Terry Winters: Schema
Terry Winters’ 75 drawings that comprise Schema seem based in part on existing images of natural phenomena–animal, vegetable, or mineral–and in part on some fabricated stuff of the imagination. There is a constant tension in these works between the actual, or the scientific, and the “stuff” of art, or the imagination.
Winters’ motifs are derived from diagrams, natural matter, and science. These images are then reformed—redrawn, repainted, rescaled—and forcefully artificialized by the artist. Their actual source is not important; however, the sense that there is a source of some sort is crucial. Elemental and primal in feeling—without being universal—Winters’ forms evoke diverse bodily functions of organisms of all kinds, from simple cell division to human sexual intercourse. His motifs suggest cellular aggregates (both spherical and linear), cross sections, successive stages of embryonic development, or emergent crystal formations.

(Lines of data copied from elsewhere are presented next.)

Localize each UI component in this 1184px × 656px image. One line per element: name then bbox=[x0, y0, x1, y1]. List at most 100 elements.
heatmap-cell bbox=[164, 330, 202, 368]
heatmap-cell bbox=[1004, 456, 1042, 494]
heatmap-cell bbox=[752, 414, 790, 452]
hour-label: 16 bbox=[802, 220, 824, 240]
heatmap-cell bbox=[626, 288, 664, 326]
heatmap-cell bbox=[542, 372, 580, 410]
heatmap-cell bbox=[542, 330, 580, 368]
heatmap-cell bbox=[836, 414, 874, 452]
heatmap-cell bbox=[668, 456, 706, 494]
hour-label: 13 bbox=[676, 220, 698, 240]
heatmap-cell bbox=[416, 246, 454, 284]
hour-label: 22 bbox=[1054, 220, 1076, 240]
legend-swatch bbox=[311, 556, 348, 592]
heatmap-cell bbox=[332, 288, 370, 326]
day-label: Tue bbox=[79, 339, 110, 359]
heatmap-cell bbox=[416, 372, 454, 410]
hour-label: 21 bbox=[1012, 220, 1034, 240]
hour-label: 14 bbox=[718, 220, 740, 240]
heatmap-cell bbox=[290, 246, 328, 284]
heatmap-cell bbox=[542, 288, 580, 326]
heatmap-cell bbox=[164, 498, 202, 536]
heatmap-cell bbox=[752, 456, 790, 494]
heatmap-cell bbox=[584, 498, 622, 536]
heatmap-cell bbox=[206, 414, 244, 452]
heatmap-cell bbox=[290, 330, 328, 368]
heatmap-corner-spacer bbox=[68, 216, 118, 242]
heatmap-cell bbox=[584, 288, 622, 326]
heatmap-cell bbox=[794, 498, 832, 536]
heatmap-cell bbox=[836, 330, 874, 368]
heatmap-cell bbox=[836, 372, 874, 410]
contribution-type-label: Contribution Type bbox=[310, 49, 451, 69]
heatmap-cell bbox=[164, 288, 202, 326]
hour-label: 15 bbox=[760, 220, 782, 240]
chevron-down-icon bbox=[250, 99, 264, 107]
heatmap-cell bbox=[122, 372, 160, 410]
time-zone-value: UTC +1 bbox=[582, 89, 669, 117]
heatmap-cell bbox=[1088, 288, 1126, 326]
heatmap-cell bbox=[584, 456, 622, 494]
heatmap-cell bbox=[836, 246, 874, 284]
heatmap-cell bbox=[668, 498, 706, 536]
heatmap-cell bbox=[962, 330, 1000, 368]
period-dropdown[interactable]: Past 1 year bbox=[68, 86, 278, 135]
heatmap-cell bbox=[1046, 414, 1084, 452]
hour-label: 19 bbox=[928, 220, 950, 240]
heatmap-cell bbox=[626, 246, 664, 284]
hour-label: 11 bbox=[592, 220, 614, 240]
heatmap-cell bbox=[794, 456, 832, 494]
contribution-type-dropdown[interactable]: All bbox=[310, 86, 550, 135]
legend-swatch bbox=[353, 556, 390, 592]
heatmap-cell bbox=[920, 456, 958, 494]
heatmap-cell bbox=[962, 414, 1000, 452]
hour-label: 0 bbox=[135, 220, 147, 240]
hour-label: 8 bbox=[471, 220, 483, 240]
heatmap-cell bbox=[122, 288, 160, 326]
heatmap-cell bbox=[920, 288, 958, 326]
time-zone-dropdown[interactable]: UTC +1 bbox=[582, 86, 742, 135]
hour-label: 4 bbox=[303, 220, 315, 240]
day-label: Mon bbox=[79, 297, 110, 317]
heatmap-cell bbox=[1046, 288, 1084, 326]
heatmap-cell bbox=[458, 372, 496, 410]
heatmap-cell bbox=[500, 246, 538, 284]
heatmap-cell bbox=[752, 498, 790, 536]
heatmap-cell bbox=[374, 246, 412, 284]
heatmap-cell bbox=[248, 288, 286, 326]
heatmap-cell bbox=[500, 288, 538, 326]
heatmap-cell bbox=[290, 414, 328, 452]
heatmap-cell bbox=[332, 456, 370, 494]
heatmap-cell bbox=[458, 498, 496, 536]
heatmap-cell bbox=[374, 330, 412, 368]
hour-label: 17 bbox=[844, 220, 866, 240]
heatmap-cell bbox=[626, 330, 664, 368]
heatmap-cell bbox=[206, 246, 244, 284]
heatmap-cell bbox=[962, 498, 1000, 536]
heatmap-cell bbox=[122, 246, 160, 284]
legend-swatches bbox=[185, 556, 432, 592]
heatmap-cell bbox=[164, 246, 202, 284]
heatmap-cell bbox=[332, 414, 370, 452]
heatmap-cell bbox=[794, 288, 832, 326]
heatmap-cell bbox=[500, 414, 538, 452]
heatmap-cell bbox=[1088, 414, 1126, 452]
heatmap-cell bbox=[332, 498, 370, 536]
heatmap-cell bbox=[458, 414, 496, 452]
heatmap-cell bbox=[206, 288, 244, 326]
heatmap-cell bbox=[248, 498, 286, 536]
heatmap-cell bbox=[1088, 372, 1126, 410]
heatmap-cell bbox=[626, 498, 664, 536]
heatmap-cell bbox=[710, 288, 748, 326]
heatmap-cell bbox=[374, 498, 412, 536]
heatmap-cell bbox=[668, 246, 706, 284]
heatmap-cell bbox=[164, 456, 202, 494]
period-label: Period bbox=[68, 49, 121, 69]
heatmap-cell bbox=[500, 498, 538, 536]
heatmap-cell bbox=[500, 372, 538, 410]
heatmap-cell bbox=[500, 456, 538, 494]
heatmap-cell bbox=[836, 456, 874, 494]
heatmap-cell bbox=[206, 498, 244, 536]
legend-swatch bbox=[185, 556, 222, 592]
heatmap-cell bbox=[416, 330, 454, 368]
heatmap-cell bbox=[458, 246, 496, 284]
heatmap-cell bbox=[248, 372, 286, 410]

In Schema Winters presents a multiplicity of motifs and surface treatments. These are the first drawings Winters has made that are as physically complicated as his paintings. They are also his first to embrace color extensively, although many of them continue his long-term involvement with the disparate tonalities of black. “All images are actual size,” the artist has written, announcing their ultimate autonomy. But the drawings also speak of a complex interdependence of the “natural world.”